# Resurrecting a dead wordpress blog

## NotQuiteSane

I have a wordpress blog that has been defunct for about two years, and I do not recall why it went down.  The host (http://mac.isa-geek.org) is good, but the actual address (http://mac.isa-geek.org/wordpress/life) returns a 404.

The link in my .sig should redirect to the above address, it's failure I think is either a dns or mod_rewrite issue and co-incidental to the actual issue.  That domain is valid, verified a couple hours ago.

As far as I can tell, all the files required for my blog are present, and according to my host, the mysql database should still have the posts.

My problem is I am unsure how to revive my blog without destroying my old posts.  Can I just follow the wordpress startup guide I originally used, or do I need to do a different set of steps to get it back up?

NQS

----------

## Veldrin

http://mac.isa-geek.org/wordpress/ returns an intersting response: are you sure, that the database is up and running? Is the username/password - to access the database - correct?

 *Quote:*   

> The link in my .sig should redirect to the above address, it's failure I think is either a dns or mod_rewrite issue and co-incidental to the actual issue.

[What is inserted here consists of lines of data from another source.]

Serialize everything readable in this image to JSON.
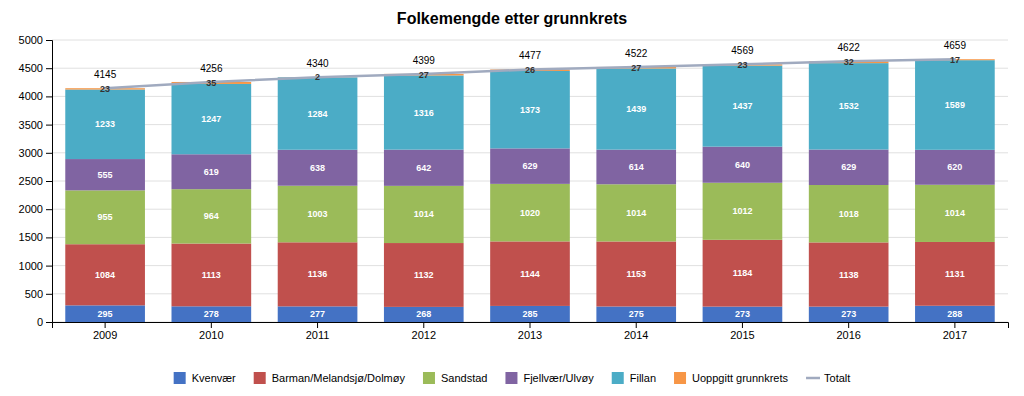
{
  "chart_data": {
    "type": "bar",
    "title": "Folkemengde etter grunnkrets",
    "categories": [
      "2009",
      "2010",
      "2011",
      "2012",
      "2013",
      "2014",
      "2015",
      "2016",
      "2017"
    ],
    "series": [
      {
        "name": "Kvenvær",
        "color": "#4472C4",
        "values": [
          295,
          278,
          277,
          268,
          285,
          275,
          273,
          273,
          288
        ]
      },
      {
        "name": "Barman/Melandsjø/Dolmøy",
        "color": "#C0504D",
        "values": [
          1084,
          1113,
          1136,
          1132,
          1144,
          1153,
          1184,
          1138,
          1131
        ]
      },
      {
        "name": "Sandstad",
        "color": "#9BBB59",
        "values": [
          955,
          964,
          1003,
          1014,
          1020,
          1014,
          1012,
          1018,
          1014
        ]
      },
      {
        "name": "Fjellvær/Ulvøy",
        "color": "#8064A2",
        "values": [
          555,
          619,
          638,
          642,
          629,
          614,
          640,
          629,
          620
        ]
      },
      {
        "name": "Fillan",
        "color": "#4BACC6",
        "values": [
          1233,
          1247,
          1284,
          1316,
          1373,
          1439,
          1437,
          1532,
          1589
        ]
      },
      {
        "name": "Uoppgitt grunnkrets",
        "color": "#F79646",
        "values": [
          23,
          35,
          2,
          27,
          26,
          27,
          23,
          32,
          17
        ]
      },
      {
        "name": "Totalt",
        "type": "line",
        "color": "#A0AABF",
        "values": [
          4145,
          4256,
          4340,
          4399,
          4477,
          4522,
          4569,
          4622,
          4659
        ]
      }
    ],
    "stacked": true,
    "data_labels": true,
    "grid": true,
    "legend": "bottom",
    "ylim": [
      0,
      5000
    ],
    "yticks": [
      0,
      500,
      1000,
      1500,
      2000,
      2500,
      3000,
      3500,
      4000,
      4500,
      5000
    ]
  }
}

That domain is valid, verified a couple hours ago. 

  DNS queries return 2 different IP addresses. 24.113.88.186 for mac.isa-geek.org and 24.113.82.185 for life.asisee.it.

are you sure, that life.asisee.it has an apache running to redirect the traffic to mac.isa-geek.org?

life.asisee.it does not reply to http requests.

 *Quote:*   

> My problem is I am unsure how to revive my blog without destroying my old posts. Can I just follow the wordpress startup guide I originally used, or do I need to do a different set of steps to get it back up? 

 Just the usual pointers: take a backup of everything, especially the current databases state: mysql_dump --all-databases -u root -p > my-databases.sql (or similar) should do the trick.

Just installing creates the risk of destoying the existing database. 

Dumping the database, creating a new - with the install procedure, and the reimport the dump could be more successful.

PS: I am no wordpress specialist!

----------